# Dr.Chronic



## ArtyCannabis (Mar 31, 2012)

Anybody ever ordered from here? If so, can you write how long it took for you to get your seeds? 

Were the seeds fresh?


----------



## Iron Emmett (Mar 31, 2012)

My first seed order was from them, they came in a timely manner and seemed fine, seeds all popped, so they were fresh i suppose.


----------



## Old Bud (Apr 4, 2012)

I ordered from the Doc several times a few years ago. The service was great and his rep was A-1. In the last year or two I have heard many horror stories about his service. It seems things have gone to hell there so I would buy elsewhere if I were you.


----------



## TwIsTeD-SmOkEr (Jun 21, 2012)

I dunno dude, i used to order before with chronic and also advised a few people to order from him aswell, a few years ago there wasn't many problems but now i am waiting 2 weeks for my beans and no reply to 3 emails i sent to dr chronic and i am in same country, after looking around on the forums i noticed his reliability is dropping right off the charts from different forums, which is a great shame as they had a good rep before.
meanwhile i have to order from attitude, everyonedoesit and nirvana in that order, which are also great sites i have delt with other than drchronic


----------



## 7greeneyes (Jun 21, 2012)

Back when I joined the original hg420, the Doc was on their all the time but when he left to pursue his "breeding", it seems that service has slipped. I stopped purchasing from him when they quit taking CC's but had received the cpl orders I had placed...


----------



## TwIsTeD-SmOkEr (Jun 22, 2012)

At least u got youre order, i haven't had anything, not even a reply


----------



## 7greeneyes (Jun 22, 2012)

:shocked: that sucks, man. :angrywife:

I havent dealt with them in years, I'd try another email...


----------



## Old_SSSC_Guy (Jun 22, 2012)

I used to order from them quite a bit.  Then their site got hacked and they never really admitted what happened, then they lost the credit card merchant account, then they got another one back.  

Even though I had ordered from them for years they refused the CC always used for orders, and they copped an attitude (no pun intended) of being really defensive.

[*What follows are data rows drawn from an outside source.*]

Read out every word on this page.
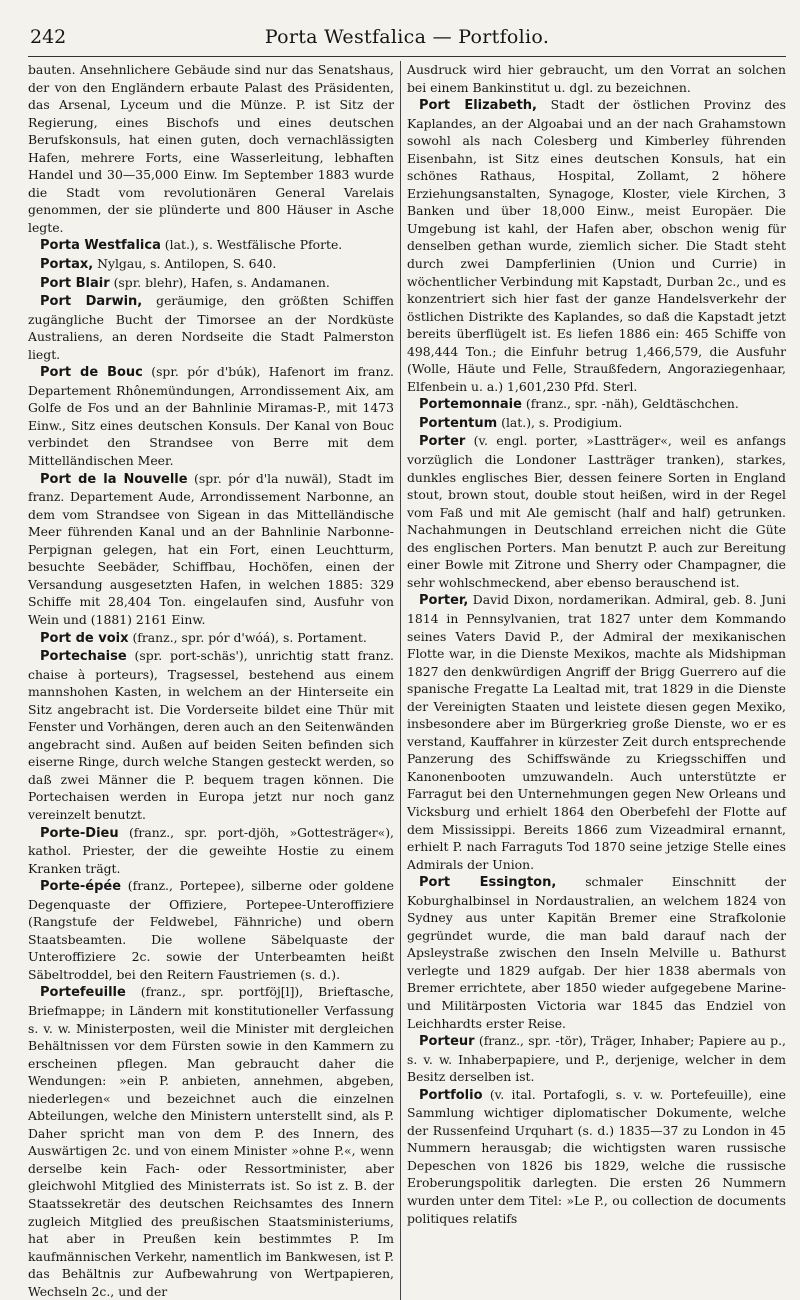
242	Porta Westfalica — Portfolio.

bauten. Ansehnlichere Gebäude sind nur das Senatshaus, der von den Engländern erbaute Palast des Präsidenten, das Arsenal, Lyceum und die Münze. P. ist Sitz der Regierung, eines Bischofs und eines deutschen Berufskonsuls, hat einen guten, doch vernachlässigten Hafen, mehrere Forts, eine Wasserleitung, lebhaften Handel und 30—35,000 Einw. Im September 1883 wurde die Stadt vom revolutionären General Varelais genommen, der sie plünderte und 800 Häuser in Asche legte.

Porta Westfalica (lat.), s. Westfälische Pforte.

Portax, Nylgau, s. Antilopen, S. 640.

Port Blair (spr. blehr), Hafen, s. Andamanen.

Port Darwin, geräumige, den größten Schiffen zugängliche Bucht der Timorsee an der Nordküste Australiens, an deren Nordseite die Stadt Palmerston liegt.

Port de Bouc (spr. pór d'búk), Hafenort im franz. Departement Rhônemündungen, Arrondissement Aix, am Golfe de Fos und an der Bahnlinie Miramas-P., mit 1473 Einw., Sitz eines deutschen Konsuls. Der Kanal von Bouc verbindet den Strandsee von Berre mit dem Mittelländischen Meer.

Port de la Nouvelle (spr. pór d'la nuwäl), Stadt im franz. Departement Aude, Arrondissement Narbonne, an dem vom Strandsee von Sigean in das Mittelländische Meer führenden Kanal und an der Bahnlinie Narbonne-Perpignan gelegen, hat ein Fort, einen Leuchtturm, besuchte Seebäder, Schiffbau, Hochöfen, einen der Versandung ausgesetzten Hafen, in welchen 1885: 329 Schiffe mit 28,404 Ton. eingelaufen sind, Ausfuhr von Wein und (1881) 2161 Einw.

Port de voix (franz., spr. pór d'wóá), s. Portament.

Portechaise (spr. port-schäs'), unrichtig statt franz. chaise à porteurs), Tragsessel, bestehend aus einem mannshohen Kasten, in welchem an der Hinterseite ein Sitz angebracht ist. Die Vorderseite bildet eine Thür mit Fenster und Vorhängen, deren auch an den Seitenwänden angebracht sind. Außen auf beiden Seiten befinden sich eiserne Ringe, durch welche Stangen gesteckt werden, so daß zwei Männer die P. bequem tragen können. Die Portechaisen werden in Europa jetzt nur noch ganz vereinzelt benutzt.

Porte-Dieu (franz., spr. port-djöh, »Gottesträger«), kathol. Priester, der die geweihte Hostie zu einem Kranken trägt.

Porte-épée (franz., Portepee), silberne oder goldene Degenquaste der Offiziere, Portepee-Unteroffiziere (Rangstufe der Feldwebel, Fähnriche) und obern Staatsbeamten. Die wollene Säbelquaste der Unteroffiziere 2c. sowie der Unterbeamten heißt Säbeltroddel, bei den Reitern Faustriemen (s. d.).

Portefeuille (franz., spr. portföj[l]), Brieftasche, Briefmappe; in Ländern mit konstitutioneller Verfassung s. v. w. Ministerposten, weil die Minister mit dergleichen Behältnissen vor dem Fürsten sowie in den Kammern zu erscheinen pflegen. Man gebraucht daher die Wendungen: »ein P. anbieten, annehmen, abgeben, niederlegen« und bezeichnet auch die einzelnen Abteilungen, welche den Ministern unterstellt sind, als P. Daher spricht man von dem P. des Innern, des Auswärtigen 2c. und von einem Minister »ohne P.«, wenn derselbe kein Fach- oder Ressortminister, aber gleichwohl Mitglied des Ministerrats ist. So ist z. B. der Staatssekretär des deutschen Reichsamtes des Innern zugleich Mitglied des preußischen Staatsministeriums, hat aber in Preußen kein bestimmtes P. Im kaufmännischen Verkehr, namentlich im Bankwesen, ist P. das Behältnis zur Aufbewahrung von Wertpapieren, Wechseln 2c., und der

Ausdruck wird hier gebraucht, um den Vorrat an solchen bei einem Bankinstitut u. dgl. zu bezeichnen.

Port Elizabeth, Stadt der östlichen Provinz des Kaplandes, an der Algoabai und an der nach Grahamstown sowohl als nach Colesberg und Kimberley führenden Eisenbahn, ist Sitz eines deutschen Konsuls, hat ein schönes Rathaus, Hospital, Zollamt, 2 höhere Erziehungsanstalten, Synagoge, Kloster, viele Kirchen, 3 Banken und über 18,000 Einw., meist Europäer. Die Umgebung ist kahl, der Hafen aber, obschon wenig für denselben gethan wurde, ziemlich sicher. Die Stadt steht durch zwei Dampferlinien (Union und Currie) in wöchentlicher Verbindung mit Kapstadt, Durban 2c., und es konzentriert sich hier fast der ganze Handelsverkehr der östlichen Distrikte des Kaplandes, so daß die Kapstadt jetzt bereits überflügelt ist. Es liefen 1886 ein: 465 Schiffe von 498,444 Ton.; die Einfuhr betrug 1,466,579, die Ausfuhr (Wolle, Häute und Felle, Straußfedern, Angoraziegenhaar, Elfenbein u. a.) 1,601,230 Pfd. Sterl.

Portemonnaie (franz., spr. -näh), Geldtäschchen.

Portentum (lat.), s. Prodigium.

Porter (v. engl. porter, »Lastträger«, weil es anfangs vorzüglich die Londoner Lastträger tranken), starkes, dunkles englisches Bier, dessen feinere Sorten in England stout, brown stout, double stout heißen, wird in der Regel vom Faß und mit Ale gemischt (half and half) getrunken. Nachahmungen in Deutschland erreichen nicht die Güte des englischen Porters. Man benutzt P. auch zur Bereitung einer Bowle mit Zitrone und Sherry oder Champagner, die sehr wohlschmeckend, aber ebenso berauschend ist.

Porter, David Dixon, nordamerikan. Admiral, geb. 8. Juni 1814 in Pennsylvanien, trat 1827 unter dem Kommando seines Vaters David P., der Admiral der mexikanischen Flotte war, in die Dienste Mexikos, machte als Midshipman 1827 den denkwürdigen Angriff der Brigg Guerrero auf die spanische Fregatte La Lealtad mit, trat 1829 in die Dienste der Vereinigten Staaten und leistete diesen gegen Mexiko, insbesondere aber im Bürgerkrieg große Dienste, wo er es verstand, Kauffahrer in kürzester Zeit durch entsprechende Panzerung des Schiffswände zu Kriegsschiffen und Kanonenbooten umzuwandeln. Auch unterstützte er Farragut bei den Unternehmungen gegen New Orleans und Vicksburg und erhielt 1864 den Oberbefehl der Flotte auf dem Mississippi. Bereits 1866 zum Vizeadmiral ernannt, erhielt P. nach Farraguts Tod 1870 seine jetzige Stelle eines Admirals der Union.

Port Essington, schmaler Einschnitt der Koburghalbinsel in Nordaustralien, an welchem 1824 von Sydney aus unter Kapitän Bremer eine Strafkolonie gegründet wurde, die man bald darauf nach der Apsleystraße zwischen den Inseln Melville u. Bathurst verlegte und 1829 aufgab. Der hier 1838 abermals von Bremer errichtete, aber 1850 wieder aufgegebene Marine- und Militärposten Victoria war 1845 das Endziel von Leichhardts erster Reise.

Porteur (franz., spr. -tör), Träger, Inhaber; Papiere au p., s. v. w. Inhaberpapiere, und P., derjenige, welcher in dem Besitz derselben ist.

Portfolio (v. ital. Portafogli, s. v. w. Portefeuille), eine Sammlung wichtiger diplomatischer Dokumente, welche der Russenfeind Urquhart (s. d.) 1835—37 zu London in 45 Nummern herausgab; die wichtigsten waren russische Depeschen von 1826 bis 1829, welche die russische Eroberungspolitik darlegten. Die ersten 26 Nummern wurden unter dem Titel: »Le P., ou collection de documents politiques relatifs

Moved to Attitude and Nirvana and never looked back.


----------



## Locked (Jun 22, 2012)

Never ordered from there but I also hve heard the horror stories....hve not bought beans in a while but I hve used Attitude, Single Seed Centre, SowAmazingSeeds, and Nirvana numerous times with no problems. Hemp Depot rocks but I think still only do Money Order or Cash....no CC.


----------